Beyond the end of the road in Panama looms one of the world's least hospitable environments
"In a few years, you yourself may be driving through the Darién at high speed on a smooth and skilfully aligned surface. Your wife may lean out of the car window and say: What a lovely jungle."
So wrote Richard Bevir in Autocar in 1961, having himself crossed the wilderness separating North and South America, in the expectation that the Pan-American Highway project would soon be completed.
Yet even today the mountainous jungle of the Darién Gap is an image frequently invoked when someone wishes to exaggerate the abilities of the very toughest off-road vehicles.
Bevir, a former SAS soldier, was accompanied by Aussie outback mechanic Terence Whitfield in his 88in Series 2 Land Rover, and by Panamanian anthropologists Amado and Reina Araůz in a Jeep owned by a committee existing to research how the Pan-American Highway could be completed.
After 13 months of planning, in December 1959 they assembled at the end of the road, in Panama, beyond which loomed one of the world's least hospitable environments, populated only by isolated tribes.
"It was 134 days later when the expedition emerged into the sunshine of Colombia," Bevir wrote in Autocar. "The intercontinental link had at last been forged.
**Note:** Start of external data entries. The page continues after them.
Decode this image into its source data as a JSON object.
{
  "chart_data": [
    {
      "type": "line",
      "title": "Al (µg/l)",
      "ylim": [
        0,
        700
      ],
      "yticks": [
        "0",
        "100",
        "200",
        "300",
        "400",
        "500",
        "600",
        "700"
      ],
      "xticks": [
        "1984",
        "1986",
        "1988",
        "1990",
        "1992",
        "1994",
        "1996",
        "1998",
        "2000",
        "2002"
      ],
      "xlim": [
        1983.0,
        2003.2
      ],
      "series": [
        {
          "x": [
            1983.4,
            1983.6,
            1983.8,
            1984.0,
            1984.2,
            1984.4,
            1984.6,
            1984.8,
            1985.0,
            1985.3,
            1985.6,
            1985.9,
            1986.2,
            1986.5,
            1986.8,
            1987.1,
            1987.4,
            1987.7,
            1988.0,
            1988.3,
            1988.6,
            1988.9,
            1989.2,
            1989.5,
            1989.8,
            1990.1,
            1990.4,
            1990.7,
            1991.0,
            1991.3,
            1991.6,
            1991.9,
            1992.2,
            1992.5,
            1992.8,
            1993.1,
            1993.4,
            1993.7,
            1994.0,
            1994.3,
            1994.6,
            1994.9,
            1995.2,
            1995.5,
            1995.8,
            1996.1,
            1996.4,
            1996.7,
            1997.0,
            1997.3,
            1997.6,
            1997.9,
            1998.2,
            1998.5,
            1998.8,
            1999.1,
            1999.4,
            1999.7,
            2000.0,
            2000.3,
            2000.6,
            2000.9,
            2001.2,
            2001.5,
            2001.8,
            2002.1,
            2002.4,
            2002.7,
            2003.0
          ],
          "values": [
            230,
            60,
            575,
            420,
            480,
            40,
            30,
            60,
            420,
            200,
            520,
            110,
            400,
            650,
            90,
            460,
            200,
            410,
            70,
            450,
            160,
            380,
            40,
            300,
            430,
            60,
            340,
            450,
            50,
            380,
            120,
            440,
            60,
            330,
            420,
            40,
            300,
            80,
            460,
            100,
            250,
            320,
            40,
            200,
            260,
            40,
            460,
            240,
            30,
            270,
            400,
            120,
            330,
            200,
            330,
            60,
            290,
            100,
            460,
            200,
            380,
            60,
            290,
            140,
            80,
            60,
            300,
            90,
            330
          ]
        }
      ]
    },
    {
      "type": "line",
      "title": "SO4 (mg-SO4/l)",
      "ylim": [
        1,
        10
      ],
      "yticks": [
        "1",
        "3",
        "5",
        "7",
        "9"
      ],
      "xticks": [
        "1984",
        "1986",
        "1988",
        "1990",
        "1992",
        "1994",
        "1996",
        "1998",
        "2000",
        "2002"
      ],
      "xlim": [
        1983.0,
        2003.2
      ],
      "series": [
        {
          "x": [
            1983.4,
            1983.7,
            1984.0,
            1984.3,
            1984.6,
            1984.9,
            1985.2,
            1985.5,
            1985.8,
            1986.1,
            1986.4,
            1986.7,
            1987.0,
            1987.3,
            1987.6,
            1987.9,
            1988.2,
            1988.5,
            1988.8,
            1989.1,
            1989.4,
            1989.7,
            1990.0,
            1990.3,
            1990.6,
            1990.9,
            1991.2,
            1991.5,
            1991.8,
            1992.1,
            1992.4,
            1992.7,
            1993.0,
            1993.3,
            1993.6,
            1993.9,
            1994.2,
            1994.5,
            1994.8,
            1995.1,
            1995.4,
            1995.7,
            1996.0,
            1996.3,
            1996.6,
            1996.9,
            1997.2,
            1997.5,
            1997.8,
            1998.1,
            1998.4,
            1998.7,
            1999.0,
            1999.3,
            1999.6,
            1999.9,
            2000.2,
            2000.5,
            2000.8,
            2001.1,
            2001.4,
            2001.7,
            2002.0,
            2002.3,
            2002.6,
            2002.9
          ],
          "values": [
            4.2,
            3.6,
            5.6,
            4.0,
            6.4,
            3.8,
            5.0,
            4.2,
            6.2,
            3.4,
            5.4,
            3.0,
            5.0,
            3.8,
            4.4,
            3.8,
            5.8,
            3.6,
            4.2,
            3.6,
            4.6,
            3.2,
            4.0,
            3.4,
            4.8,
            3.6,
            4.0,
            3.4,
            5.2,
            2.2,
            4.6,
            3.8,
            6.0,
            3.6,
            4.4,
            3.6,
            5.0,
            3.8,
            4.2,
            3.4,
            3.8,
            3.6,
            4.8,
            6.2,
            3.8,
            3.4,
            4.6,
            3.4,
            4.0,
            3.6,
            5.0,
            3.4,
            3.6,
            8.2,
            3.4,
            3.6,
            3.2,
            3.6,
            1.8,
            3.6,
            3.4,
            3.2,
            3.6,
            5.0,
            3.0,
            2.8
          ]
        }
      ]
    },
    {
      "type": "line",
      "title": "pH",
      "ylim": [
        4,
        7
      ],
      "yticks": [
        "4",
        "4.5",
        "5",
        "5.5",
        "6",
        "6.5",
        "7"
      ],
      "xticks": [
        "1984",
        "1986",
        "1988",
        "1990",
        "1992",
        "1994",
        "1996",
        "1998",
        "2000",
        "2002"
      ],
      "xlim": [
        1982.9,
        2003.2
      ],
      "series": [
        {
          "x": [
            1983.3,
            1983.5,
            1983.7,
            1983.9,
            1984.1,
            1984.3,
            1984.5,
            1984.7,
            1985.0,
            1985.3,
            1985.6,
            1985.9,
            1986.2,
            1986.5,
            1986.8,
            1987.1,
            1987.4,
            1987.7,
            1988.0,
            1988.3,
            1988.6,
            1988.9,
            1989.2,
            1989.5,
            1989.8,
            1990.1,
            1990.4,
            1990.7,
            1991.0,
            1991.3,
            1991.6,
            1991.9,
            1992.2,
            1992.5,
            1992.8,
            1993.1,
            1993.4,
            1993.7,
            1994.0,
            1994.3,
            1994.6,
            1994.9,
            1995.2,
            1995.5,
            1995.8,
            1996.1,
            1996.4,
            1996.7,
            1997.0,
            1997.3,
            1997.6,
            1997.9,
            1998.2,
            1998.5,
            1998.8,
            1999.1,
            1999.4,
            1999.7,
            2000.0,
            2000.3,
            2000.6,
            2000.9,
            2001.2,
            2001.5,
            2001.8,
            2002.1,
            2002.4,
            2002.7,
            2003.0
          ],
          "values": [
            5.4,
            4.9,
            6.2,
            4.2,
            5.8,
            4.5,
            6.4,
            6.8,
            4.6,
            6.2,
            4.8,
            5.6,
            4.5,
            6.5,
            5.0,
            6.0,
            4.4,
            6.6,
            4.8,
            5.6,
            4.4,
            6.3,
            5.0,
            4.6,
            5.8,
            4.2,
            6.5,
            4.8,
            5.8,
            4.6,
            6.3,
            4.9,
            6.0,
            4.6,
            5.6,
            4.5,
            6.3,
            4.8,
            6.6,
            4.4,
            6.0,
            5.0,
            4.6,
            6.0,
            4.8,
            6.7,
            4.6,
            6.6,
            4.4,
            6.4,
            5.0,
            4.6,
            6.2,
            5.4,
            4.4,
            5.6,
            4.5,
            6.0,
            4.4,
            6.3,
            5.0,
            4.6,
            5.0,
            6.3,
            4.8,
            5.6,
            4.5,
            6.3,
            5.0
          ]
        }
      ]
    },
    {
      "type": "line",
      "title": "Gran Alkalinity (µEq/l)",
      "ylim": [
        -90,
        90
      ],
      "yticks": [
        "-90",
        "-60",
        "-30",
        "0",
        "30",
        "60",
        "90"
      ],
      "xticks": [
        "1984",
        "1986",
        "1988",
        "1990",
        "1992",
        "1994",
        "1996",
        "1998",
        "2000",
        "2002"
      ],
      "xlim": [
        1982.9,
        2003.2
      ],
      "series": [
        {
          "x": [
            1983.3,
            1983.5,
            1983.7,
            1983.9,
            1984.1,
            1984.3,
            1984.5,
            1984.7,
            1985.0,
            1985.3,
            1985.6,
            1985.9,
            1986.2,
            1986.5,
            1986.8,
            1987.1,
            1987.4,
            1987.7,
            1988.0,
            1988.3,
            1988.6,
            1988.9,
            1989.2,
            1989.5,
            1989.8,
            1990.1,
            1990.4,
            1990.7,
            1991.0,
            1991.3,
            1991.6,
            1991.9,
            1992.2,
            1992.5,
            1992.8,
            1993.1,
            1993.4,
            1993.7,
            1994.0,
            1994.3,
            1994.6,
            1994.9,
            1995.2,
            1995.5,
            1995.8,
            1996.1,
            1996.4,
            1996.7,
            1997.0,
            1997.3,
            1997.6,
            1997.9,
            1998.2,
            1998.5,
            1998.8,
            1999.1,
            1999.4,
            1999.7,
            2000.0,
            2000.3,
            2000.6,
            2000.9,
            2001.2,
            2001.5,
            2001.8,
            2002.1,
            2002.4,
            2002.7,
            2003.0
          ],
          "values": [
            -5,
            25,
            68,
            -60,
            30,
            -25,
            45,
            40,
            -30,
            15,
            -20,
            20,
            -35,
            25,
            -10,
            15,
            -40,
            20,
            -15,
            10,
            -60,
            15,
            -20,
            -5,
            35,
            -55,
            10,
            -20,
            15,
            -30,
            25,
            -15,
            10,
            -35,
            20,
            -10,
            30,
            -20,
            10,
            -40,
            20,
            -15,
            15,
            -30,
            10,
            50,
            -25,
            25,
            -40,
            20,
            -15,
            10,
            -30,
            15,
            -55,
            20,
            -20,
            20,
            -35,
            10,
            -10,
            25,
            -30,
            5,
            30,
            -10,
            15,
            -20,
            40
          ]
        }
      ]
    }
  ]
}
But we'd had to blaze 310 miles of twisting trail, build 125 palm log bridges, ford 180 rivers and creeks, build three rafts, combat malaria, dysentery and jungle exhaustion, and treat festering sores and raw feet. We became reduced to a diet of rice, bananas, monkey and lizard. In the rainy season we stayed wet for six weeks, and at night we lay in our hammocks with our sodden boots on, while mosquitoes whined in our ears and the incessant downpour of tropical storms prevented much-needed sleep."
Temperatures often exceeded 43deg C in open grassland areas, and although it fell to 34 beneath the dense rainforest canopy, the humidity was then nearly 100%.
It was a hugely impressive feat - yet not as impressive as that of the American cohort who replicated it shortly after, because they drove unmodified, RWD saloons (albeit with 4WD support trucks in tow) and they were young newspaper reporters and dealership staff, not hardened outdoorsmen. Quite the way to promote an affordable new saloon to picket-fence Americans.
It almost beggars belief, but they were helped by the rear-engined, rear-driven layout of the all-new Chevrolet Corvair putting a great deal of the weight over the rear axle and thus generating excellent initial traction-and lots of winching from the supporting Suburbans. Their 244-mile adventure took 107 days – and, best of all, they filmed it in colour, resulting in a fascinating 17-minute film, its narration laden with that '60s optimism, which you can now watch for free.
The Darién Gap wouldn't successfully be traversed again until 1972, when British Leyland sent two of its new Range Rovers on a mission from Alaska all the way down to Tierra del Fuego, undertaken by a large British Army contingent commanded by John Blashford-Snell and Gavin Thompson. Before them ran 'Pathfinder', a locally purchased old Series Land Rover, which "motored almost non-stop, giving no trouble whatsoever".

"What with the ladders, raft, and all the gear of the Royal Engineers accompanying them, each car was carrying a good deal more weight in the early stages, and a lot of that was on the roof," we reported. "Very nearly all of it went on the rear axle. You can lock the centre differential but not the axle diffs; inevitably a lot of wheelspin was indulged in. "Another factor making life difficult for the transmission was the use of swamp tyres - 'Bog trotters', Rover calls them - which are much bigger and therefore heavier than standard tyres."
Environmental and cultural concerns ultimately prevented the completion of the Pan-American Highway, and now the Darién Gap is even more dangerous, used as a hideout by criminal groups and a major route for human smuggling. So it's possible that 1980s crossings by Jeep CJs will forever be the last.
The honour for the first crossing has changed, however: a Brazilian historian recently repopularised the tale of three young men who left Rio in Ford Model Ts in 1928 and arrived in New York a full decade later. Now that's a book that needs translating.